La economía ecuatoriana vista desde la óptica de las cifras con los datos disponibles al momento actual en el Instituto Nacional de Estadísticas y Censos [3], muestra que, la tasa de desempleo a diciembre de 2019 fue de 4,95%, pero ese no es el problema, el subempleo y empleo inadecuado se incrementaron hasta cerca del 60%, es decir, seis de cada 10 ecuatorianos no cuentan con empleo en condiciones adecuadas. En cuanto a la pobreza medida por ingresos, 25% de la población está en esta condición y 8,9% es extremadamente pobre, lo que significa que vive con menos de $ 1,59 USD por día.
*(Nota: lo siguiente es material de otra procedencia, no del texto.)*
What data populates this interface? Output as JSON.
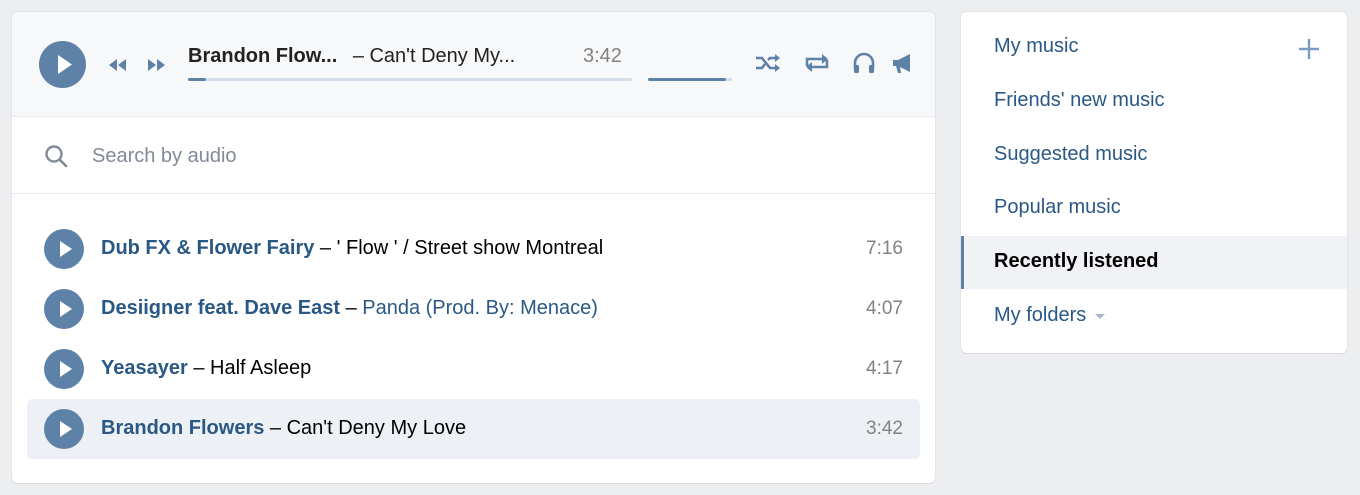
{
  "player": {
    "now_playing_artist": "Brandon Flow...",
    "now_playing_title": "– Can't Deny My...",
    "time": "3:42",
    "progress_fraction": 0.04,
    "volume_fraction": 0.93,
    "icons": {
      "play": "play-icon",
      "prev": "rewind-icon",
      "next": "fast-forward-icon",
      "shuffle": "shuffle-icon",
      "repeat": "repeat-icon",
      "headphones": "headphones-icon",
      "broadcast": "megaphone-icon"
    }
  },
  "search": {
    "placeholder": "Search by audio"
  },
  "tracks": [
    {
      "artist": "Dub FX & Flower Fairy",
      "sep": "–",
      "title": "' Flow ' / Street show Montreal",
      "title_is_link": false,
      "duration": "7:16",
      "active": false
    },
    {
      "artist": "Desiigner feat. Dave East",
      "sep": "–",
      "title": "Panda (Prod. By: Menace)",
      "title_is_link": true,
      "duration": "4:07",
      "active": false
    },
    {
      "artist": "Yeasayer",
      "sep": "–",
      "title": "Half Asleep",
      "title_is_link": false,
      "duration": "4:17",
      "active": false
    },
    {
      "artist": "Brandon Flowers",
      "sep": "–",
      "title": "Can't Deny My Love",
      "title_is_link": false,
      "duration": "3:42",
      "active": true
    }
  ],
  "sidebar": {
    "items": [
      {
        "label": "My music"
      },
      {
        "label": "Friends' new music"
      },
      {
        "label": "Suggested music"
      },
      {
        "label": "Popular music"
      },
      {
        "label": "Recently listened",
        "selected": true
      },
      {
        "label": "My folders"
      }
    ],
    "add_icon": "plus-icon"
  },
  "colors": {
    "accent": "#5e81a8",
    "link": "#2a5885",
    "background": "#edeef0"
  }
}
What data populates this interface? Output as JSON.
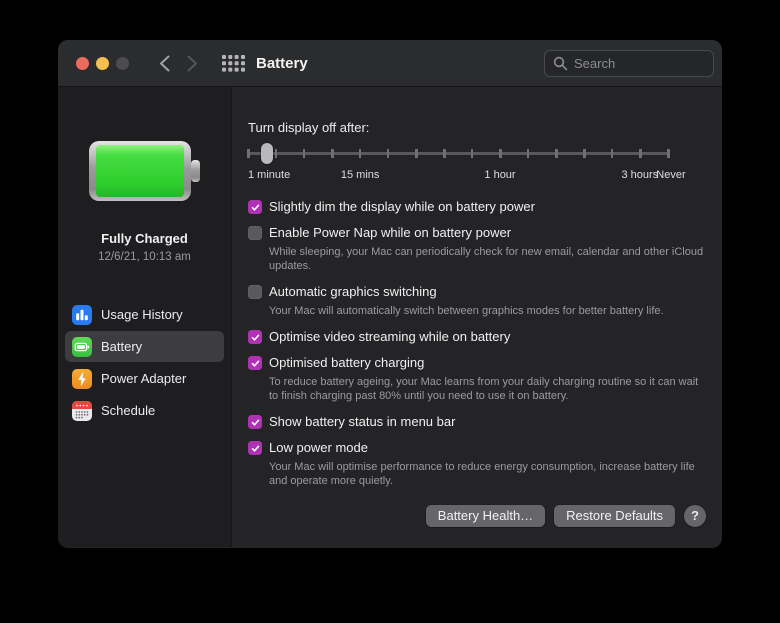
{
  "window": {
    "title": "Battery"
  },
  "toolbar": {
    "search_placeholder": "Search"
  },
  "sidebar": {
    "status": {
      "title": "Fully Charged",
      "subtitle": "12/6/21, 10:13 am"
    },
    "items": [
      {
        "label": "Usage History",
        "icon": "bar-chart-icon",
        "selected": false
      },
      {
        "label": "Battery",
        "icon": "battery-icon",
        "selected": true
      },
      {
        "label": "Power Adapter",
        "icon": "lightning-icon",
        "selected": false
      },
      {
        "label": "Schedule",
        "icon": "calendar-icon",
        "selected": false
      }
    ]
  },
  "content": {
    "slider": {
      "label": "Turn display off after:",
      "tick_count": 16,
      "value_percent": 4.5,
      "tick_labels": [
        {
          "text": "1 minute",
          "percent": 0,
          "align": "left"
        },
        {
          "text": "15 mins",
          "percent": 26.7,
          "align": "center"
        },
        {
          "text": "1 hour",
          "percent": 60,
          "align": "center"
        },
        {
          "text": "3 hours",
          "percent": 93.3,
          "align": "center"
        },
        {
          "text": "Never",
          "percent": 100,
          "align": "right"
        }
      ]
    },
    "checkboxes": [
      {
        "label": "Slightly dim the display while on battery power",
        "checked": true,
        "description": ""
      },
      {
        "label": "Enable Power Nap while on battery power",
        "checked": false,
        "description": "While sleeping, your Mac can periodically check for new email, calendar and other iCloud updates."
      },
      {
        "label": "Automatic graphics switching",
        "checked": false,
        "description": "Your Mac will automatically switch between graphics modes for better battery life."
      },
      {
        "label": "Optimise video streaming while on battery",
        "checked": true,
        "description": ""
      },
      {
        "label": "Optimised battery charging",
        "checked": true,
        "description": "To reduce battery ageing, your Mac learns from your daily charging routine so it can wait to finish charging past 80% until you need to use it on battery."
      },
      {
        "label": "Show battery status in menu bar",
        "checked": true,
        "description": ""
      },
      {
        "label": "Low power mode",
        "checked": true,
        "description": "Your Mac will optimise performance to reduce energy consumption, increase battery life and operate more quietly."
      }
    ],
    "buttons": [
      {
        "label": "Battery Health…"
      },
      {
        "label": "Restore Defaults"
      }
    ],
    "help_label": "?"
  },
  "colors": {
    "checkbox_accent": "#b032b4",
    "battery_green": "#3ddc3d",
    "traffic_red": "#ec6a5e",
    "traffic_yellow": "#f5bf4f"
  }
}
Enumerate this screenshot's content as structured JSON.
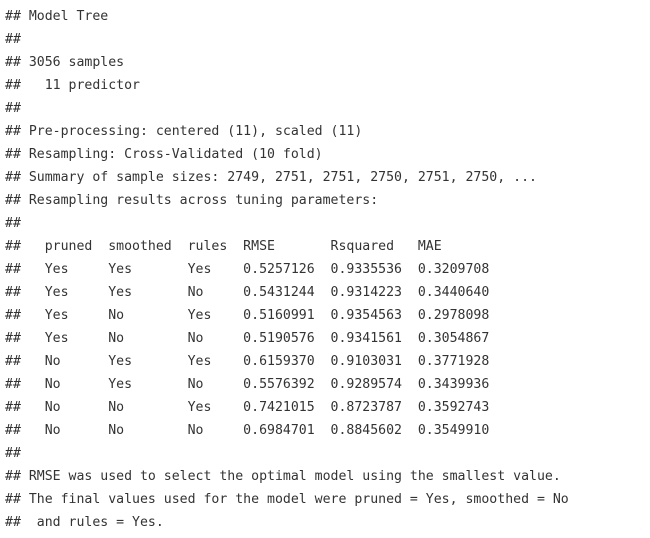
{
  "console": {
    "lines": [
      "## Model Tree",
      "##",
      "## 3056 samples",
      "##   11 predictor",
      "##",
      "## Pre-processing: centered (11), scaled (11)",
      "## Resampling: Cross-Validated (10 fold)",
      "## Summary of sample sizes: 2749, 2751, 2751, 2750, 2751, 2750, ...",
      "## Resampling results across tuning parameters:",
      "##",
      "##   pruned  smoothed  rules  RMSE       Rsquared   MAE",
      "##   Yes     Yes       Yes    0.5257126  0.9335536  0.3209708",
      "##   Yes     Yes       No     0.5431244  0.9314223  0.3440640",
      "##   Yes     No        Yes    0.5160991  0.9354563  0.2978098",
      "##   Yes     No        No     0.5190576  0.9341561  0.3054867",
      "##   No      Yes       Yes    0.6159370  0.9103031  0.3771928",
      "##   No      Yes       No     0.5576392  0.9289574  0.3439936",
      "##   No      No        Yes    0.7421015  0.8723787  0.3592743",
      "##   No      No        No     0.6984701  0.8845602  0.3549910",
      "##",
      "## RMSE was used to select the optimal model using the smallest value.",
      "## The final values used for the model were pruned = Yes, smoothed = No",
      "##  and rules = Yes."
    ]
  }
}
La desaceleración económica del Ecuador se refleja en los niveles de inflación la misma que registra valores negativos persistentes desde diciembre de 2017, hasta febrero de 2020 (-0,23%), marcando valores positivos en marzo y abril (1%), debido a la escases de productos y el comportamiento especulador de la economía ecuatoriana debido a la cuarentena y restricción de movilidad decretada en marzo 2020 [4].

En cuanto a la situación de los trabajadores del país, considero que se tiene que separar en dos momentos, “pre-covid”, la política económica de ajuste estructural, con enfoque restrictivo, al estilo neoliberal auspiciada por el Fondo Monetario Internacional, dejó sin empleo a más 55.000 trabajadores del sector público y restringió la inversión pública, por ejemplo, el presupuesto en Salud Pública se redujo en 500 millones de dólares dentro de la proforma presupuestaria del 2019. Se disminuyó el salario real de los trabajadores públicos a través de contribuciones extraordinarias, el ingreso real de los trabajadores privados también se vio afectado debido al incremento de impuestos para autos y consumos en plataformas tecnológicas.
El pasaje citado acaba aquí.